What is D&C and hysteroscopy?

For a hysteroscopy, your doctor guides a lighted tube through your cervix and into your uterus. This helps the doctor see inside your uterus. For a dilation and curettage (D&C), your doctor uses a curved tool, called a curette, to gently scrape tissue from your uterus.

Is a hysteroscopy D&C painful?

After a D&C patients tend to experience some discomfort such as cramping and/or pain. This is normal. Your doctor may recommend non-steroidal anti-inflammatory drugs (NSAIDs) such as Motrin or Ibuprofen to manage your pain.
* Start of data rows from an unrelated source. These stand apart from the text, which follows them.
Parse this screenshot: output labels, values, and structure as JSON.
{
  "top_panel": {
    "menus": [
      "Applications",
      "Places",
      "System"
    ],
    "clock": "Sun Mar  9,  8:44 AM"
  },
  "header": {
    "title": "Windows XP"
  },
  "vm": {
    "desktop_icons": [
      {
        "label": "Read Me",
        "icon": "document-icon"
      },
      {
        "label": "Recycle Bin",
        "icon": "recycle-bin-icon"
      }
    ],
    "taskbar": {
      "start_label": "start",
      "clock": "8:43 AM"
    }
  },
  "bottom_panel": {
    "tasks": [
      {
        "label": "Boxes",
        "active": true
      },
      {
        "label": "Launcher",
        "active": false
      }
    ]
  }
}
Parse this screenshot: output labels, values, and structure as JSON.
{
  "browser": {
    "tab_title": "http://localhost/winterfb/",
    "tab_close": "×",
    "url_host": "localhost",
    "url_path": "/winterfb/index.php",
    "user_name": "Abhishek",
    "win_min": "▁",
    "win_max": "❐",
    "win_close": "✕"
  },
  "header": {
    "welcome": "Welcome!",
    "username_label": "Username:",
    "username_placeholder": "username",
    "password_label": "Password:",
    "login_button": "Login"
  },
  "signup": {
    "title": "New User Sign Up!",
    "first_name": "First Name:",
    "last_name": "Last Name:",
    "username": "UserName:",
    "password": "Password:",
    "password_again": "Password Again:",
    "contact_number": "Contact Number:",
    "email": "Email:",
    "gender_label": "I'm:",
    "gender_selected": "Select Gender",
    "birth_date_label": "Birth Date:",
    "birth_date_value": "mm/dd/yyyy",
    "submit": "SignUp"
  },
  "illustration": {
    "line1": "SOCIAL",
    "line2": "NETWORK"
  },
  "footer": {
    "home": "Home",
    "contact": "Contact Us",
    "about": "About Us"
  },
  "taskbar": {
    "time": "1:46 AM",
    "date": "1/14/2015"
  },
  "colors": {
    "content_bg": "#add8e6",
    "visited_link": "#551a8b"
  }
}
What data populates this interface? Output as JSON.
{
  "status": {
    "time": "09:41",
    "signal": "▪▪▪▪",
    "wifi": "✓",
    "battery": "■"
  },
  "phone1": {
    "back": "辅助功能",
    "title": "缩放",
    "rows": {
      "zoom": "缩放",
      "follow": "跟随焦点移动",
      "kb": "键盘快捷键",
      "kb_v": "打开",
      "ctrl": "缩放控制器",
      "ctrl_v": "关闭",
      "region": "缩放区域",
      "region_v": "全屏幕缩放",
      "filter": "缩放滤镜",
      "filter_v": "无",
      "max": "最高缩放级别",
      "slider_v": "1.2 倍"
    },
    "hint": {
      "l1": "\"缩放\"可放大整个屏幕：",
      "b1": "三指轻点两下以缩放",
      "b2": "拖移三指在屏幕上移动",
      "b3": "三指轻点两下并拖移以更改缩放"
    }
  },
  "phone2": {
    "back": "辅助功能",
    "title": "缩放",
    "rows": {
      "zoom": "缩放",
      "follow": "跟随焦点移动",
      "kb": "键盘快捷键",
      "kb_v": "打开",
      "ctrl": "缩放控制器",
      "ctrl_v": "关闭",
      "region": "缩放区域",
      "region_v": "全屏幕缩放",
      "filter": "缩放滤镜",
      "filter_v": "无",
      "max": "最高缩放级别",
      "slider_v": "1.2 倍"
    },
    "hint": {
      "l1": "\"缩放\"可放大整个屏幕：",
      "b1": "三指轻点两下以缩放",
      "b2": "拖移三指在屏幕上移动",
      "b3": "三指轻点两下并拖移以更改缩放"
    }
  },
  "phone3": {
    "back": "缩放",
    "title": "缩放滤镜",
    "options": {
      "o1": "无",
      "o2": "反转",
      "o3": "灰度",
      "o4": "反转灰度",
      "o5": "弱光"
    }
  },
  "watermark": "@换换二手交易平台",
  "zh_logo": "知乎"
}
What happens after a hysteroscopy and D&C?

After these procedures, you are likely to have a backache or cramps similar to menstrual cramps. Expect to pass small clots of blood from your vagina for the first few days. You may have light vaginal bleeding for several weeks after the D&C. If the doctor filled your uterus with air, your belly may feel full.

Which is better hysteroscopy or D&C?

Diagnostic hysteroscopy is usually done on an outpatient basis with either general or local anesthesia and takes about thirty minutes to perform. Curettage or scraping of the inside of the uterine cavity may be performed after hysteroscopy; this allows a better diagnosis on the tissue.

How long does a D&C with hysteroscopy take?

D&C with Hysteroscopy Procedure The cervix will be dilated and a hysteroscope will be inserted into the uterus so the doctor can look inside the uterus. The entire procedure should take 20 to 30 minutes.

How long does it take to recover from a D&C and hysteroscopy?

A D&C hysteroscopy is an excellent way to get to the root of heavy bleeding. There could be a range of reasons behind the condition. The test can confirm the root cause and even treat some issues. The recovery time is short, only 2-3 days.

How bad is a hysteroscopy?

Possible risks with hysteroscopy include pain, feeling faint or sick, bleeding, infection and rarely uterine perforation (damage to the wall of the uterus). The risk of uterine perforation is lower during OPH than during hysteroscopy under general anaesthesia.